Franck Pelle, Fondateur & Gérant — Groupe Atlas Assurances (Komparassur)
Courtier ORIAS n°13001195 — Plus de 20 ans d'expérience en assurance emprunteur
FAQ : la garantie perte d'emploi en assurance emprunteur
La garantie perte d'emploi est-elle obligatoire ?
Non. C'est la seule garantie réellement facultative de l'assurance emprunteur : les banques l'exigent rarement, contrairement aux garanties décès et PTIA. Réservée aux salariés en CDI, elle mérite d'être évaluée au cas par cas, en pesant son coût face à votre épargne de précaution et à la stabilité de votre emploi.
Quels licenciements sont couverts par la garantie perte d'emploi ?

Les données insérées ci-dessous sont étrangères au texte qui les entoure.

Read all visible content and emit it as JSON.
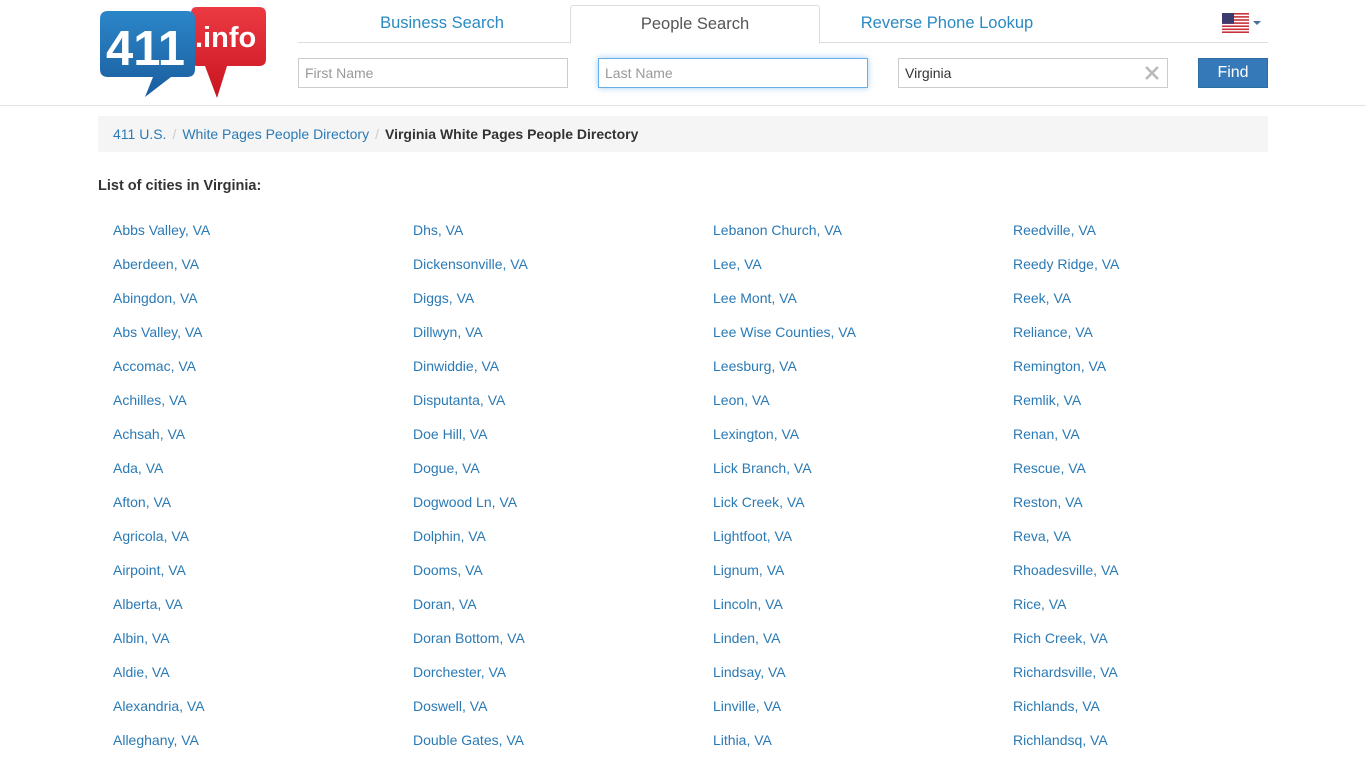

Seule la perte involontaire d'emploi ouvrant droit à l'assurance chômage est couverte : licenciement hors faute grave ou lourde, et rupture dans le cadre d'un licenciement économique. Sont exclus la démission, la rupture conventionnelle, la fin de CDD ou de période d'essai, le licenciement pour faute grave, ainsi que le chômage partiel ou technique.

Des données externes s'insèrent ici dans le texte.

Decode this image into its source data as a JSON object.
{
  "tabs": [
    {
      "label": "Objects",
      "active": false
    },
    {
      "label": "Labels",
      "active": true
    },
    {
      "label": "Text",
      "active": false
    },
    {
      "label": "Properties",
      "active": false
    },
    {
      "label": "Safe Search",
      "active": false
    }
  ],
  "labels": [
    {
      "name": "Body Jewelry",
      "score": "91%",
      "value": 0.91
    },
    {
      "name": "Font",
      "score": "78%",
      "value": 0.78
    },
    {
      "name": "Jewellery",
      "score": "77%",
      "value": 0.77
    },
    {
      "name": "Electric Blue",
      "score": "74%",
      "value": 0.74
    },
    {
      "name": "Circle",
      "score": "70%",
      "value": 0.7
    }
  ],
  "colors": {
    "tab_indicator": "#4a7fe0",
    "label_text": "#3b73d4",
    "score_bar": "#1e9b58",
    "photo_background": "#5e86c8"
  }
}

Combien coûte la garantie perte d'emploi ?
À titre indicatif, son coût se situe généralement entre 0,15 % et 0,6 % du capital emprunté, selon votre profil et le niveau de couverture choisi. Ce surcoût doit être mis en regard de ses limites : une prise en charge plafonnée à 30-80 % de la mensualité, un délai de franchise, un délai de carence et une durée d'indemnisation bornée.
Combien de temps la garantie perte d'emploi indemnise-t-elle ?
L'indemnisation est limitée, en général à 12 à 18 mois consécutifs par licenciement, dans la limite de 36 à 48 mois cumulés sur la durée du contrat. Elle ne démarre qu'après le délai de franchise (3 à 6 mois de chômage), et un délai de carence de 6 à 12 mois s'applique après la souscription. Un chômage de longue durée n'est donc pas intégralement couvert.